Traditional in-hospital patient monitoring approaches rely on alarms set to respond to predefined thresholds and assigning scores to vital signs. However, subtle changes in physiological signals may be involved. Using AI to monitor patients reduces false alarms and detects or predicts clinical deterioration, sepsis, hypotension, cardiac arrest, and postoperative atrial fibrillation (AF) earlier than using current standard of care. It may be possible.

AI/ML-based methods can be used with implantable and wearable devices that collect continuous data. For example, multiple studies have used data from wearable devices to predict worsening of atrial fibrillation and heart failure in the short term.
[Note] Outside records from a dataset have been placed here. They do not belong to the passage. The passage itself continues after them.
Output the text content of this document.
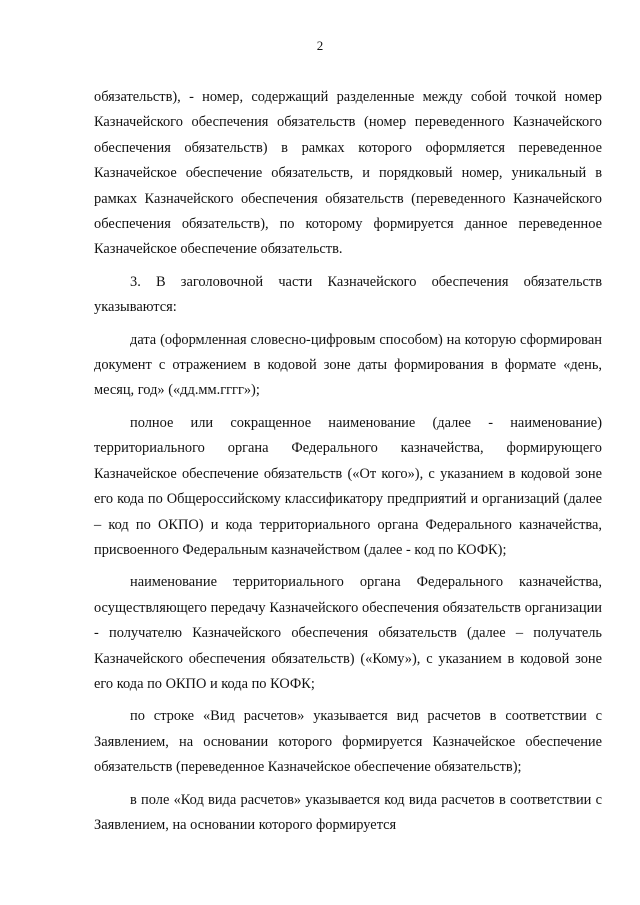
2

обязательств), - номер, содержащий разделенные между собой точкой номер Казначейского обеспечения обязательств (номер переведенного Казначейского обеспечения обязательств) в рамках которого оформляется переведенное Казначейское обеспечение обязательств, и порядковый номер, уникальный в рамках Казначейского обеспечения обязательств (переведенного Казначейского обеспечения обязательств), по которому формируется данное переведенное Казначейское обеспечение обязательств.

3. В заголовочной части Казначейского обеспечения обязательств указываются:

дата (оформленная словесно-цифровым способом) на которую сформирован документ с отражением в кодовой зоне даты формирования в формате «день, месяц, год» («дд.мм.гггг»);

полное или сокращенное наименование (далее - наименование) территориального органа Федерального казначейства, формирующего Казначейское обеспечение обязательств («От кого»), с указанием в кодовой зоне его кода по Общероссийскому классификатору предприятий и организаций (далее – код по ОКПО) и кода территориального органа Федерального казначейства, присвоенного Федеральным казначейством (далее - код по КОФК);

наименование территориального органа Федерального казначейства, осуществляющего передачу Казначейского обеспечения обязательств организации - получателю Казначейского обеспечения обязательств (далее – получатель Казначейского обеспечения обязательств) («Кому»), с указанием в кодовой зоне его кода по ОКПО и кода по КОФК;

по строке «Вид расчетов» указывается вид расчетов в соответствии с Заявлением, на основании которого формируется Казначейское обеспечение обязательств (переведенное Казначейское обеспечение обязательств);

в поле «Код вида расчетов» указывается код вида расчетов в соответствии с Заявлением, на основании которого формируется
In genetics, multiple disease risk alleles identified in genome-wide association studies have been used to formulate polygenic risk scores (PRS). Combining clinical information from PRS and EHRs has the potential to provide precision medicine in CV medicine using AI/ML approaches.

Data-mining EHRs using AI have been used to predict in-hospital mortality, major CV adverse events, hypertension, and ischemic stroke. However, AI models perform only as well as their input data, and there is a risk of bias as EHR data requires curation and is often missing data.

The authors conclude their statement with a framework for successful AI implementation in CV medicine. We also highlight ethical concerns regarding AI, consider appropriate data handling, identify potential sources of bias in AI, and discuss liability concerns and cybersecurity.

The authors of the statement concluded: “The American Heart Association aims to advance cardiovascular health for all people, including by identifying and removing barriers to access and quality of health…creating manageable and cost-effective workflows. There is an urgent need to develop implementation science for AI/ML tools to address core unmet clinical (or translational) needs in AI/ML-based precision medicine, and the evidence is This process should organically incorporate the need to avoid bias and maximize the generalizability of findings to avoid perpetuating existing health care disparities. .”

Disclosure: Some study authors declared affiliations with biotechnology, pharmaceutical, and/or device companies. Please refer to the original reference material for a complete list of disclosures.